Landrieu has repeatedly ensured New Orleans' compliance with the feds in regards to people living in the country illegally - the New Orleans Police Department (NOPD), under a federal consent decree with the U.S. Department of Justice, does not ask about an individual's immigration status, but the department is not explicitly prohibited from working with Immigration and Customs Enforcement (ICE) agents. Landrieu sent a letter to Sessions last month detailing NOPD's policies and urging the feds to "stay focused on the real problem and stop scapegoating the immigrant communities and cities."

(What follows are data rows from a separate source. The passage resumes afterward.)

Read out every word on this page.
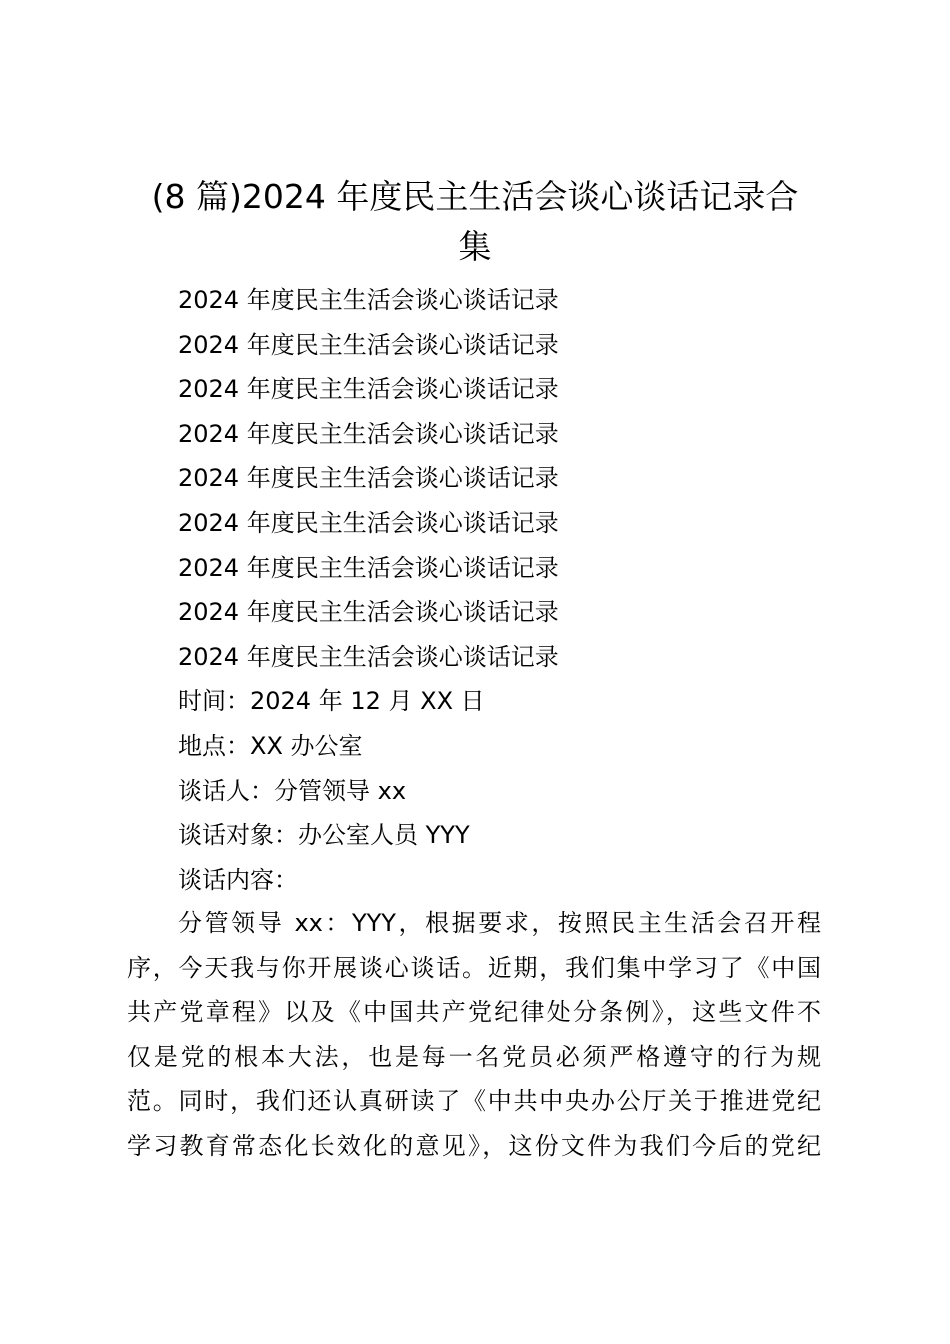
(8 篇)2024 年度民主生活会谈心谈话记录合
集
2024 年度民主生活会谈心谈话记录
2024 年度民主生活会谈心谈话记录
2024 年度民主生活会谈心谈话记录
2024 年度民主生活会谈心谈话记录
2024 年度民主生活会谈心谈话记录
2024 年度民主生活会谈心谈话记录
2024 年度民主生活会谈心谈话记录
2024 年度民主生活会谈心谈话记录
2024 年度民主生活会谈心谈话记录
时间：2024 年 12 月 XX 日
地点：XX 办公室
谈话人：分管领导 xx
谈话对象：办公室人员 YYY
谈话内容：
分管领导 xx：YYY，根据要求，按照民主生活会召开程
序，今天我与你开展谈心谈话。近期，我们集中学习了《中国
共产党章程》以及《中国共产党纪律处分条例》，这些文件不
仅是党的根本大法，也是每一名党员必须严格遵守的行为规
范。同时，我们还认真研读了《中共中央办公厅关于推进党纪
学习教育常态化长效化的意见》，这份文件为我们今后的党纪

[jump] [content-1]Trump's order threatened to pull federal funding from municipalities that are determined to be noncompliant with federal immigration laws. According to Sessions, the term "sanctuary jurisdiction" will only refer to jurisdictions that "willfully refuse" to comply with 8 U.S.C. 1373, a statute that prevents state and local governments from enacting law or policies that limit cooperation with the feds. But Sessions says that "narrow" definition won't necessarily mean municipalities are off the hook from additional review.

"Nothing in the Executive Order limits the Department's ability to point out ways that state and local jurisdictions are undermining our lawful system of immigration or to take enforcement action where state or local practices violate federal laws, regulations, or grant conditions," the memo says.

Meanwhile, Trump's recently unveiled budget calls for a dramatic increase in border protection and immigration enforcement efforts, including 500 new border patrol agents, 1,000 new ICE officers, $1.5 billion for deportations and detainers, and an increase of more than $80 million to expand federal detention centers.

"I was hopeful that this new guidance would put to rest the divisive rhetoric and threats to cut funding to cities, such as New Orleans, that are fully compliant with federal law," Landrieu said. "Unfortunately, the Trump Administration’s [budget] includes a proposal that would vastly expand the federal government’s power to conscript state and local police officers into the enforcement of civil immigration laws. State and local police are the tip of the spear in the fight to keep our streets safe. Rather than attacking cities and law enforcement, and demonizing immigrants, now is the time for Congress to pass comprehensive immigration reform and invest in police and other resources mayors need to keep our streets safe.”

Landrieu and NOPD Chief Michael Harrison have repeatedly insisted the city's immigration policies allow immigrant communities to report crimes without fear of arrest. Landrieu also has pushed against Trump's potential plans to deputize local cops to enforce immigration laws; Landrieu said he “will not not move officers off the street to join President Trump’s deportation force."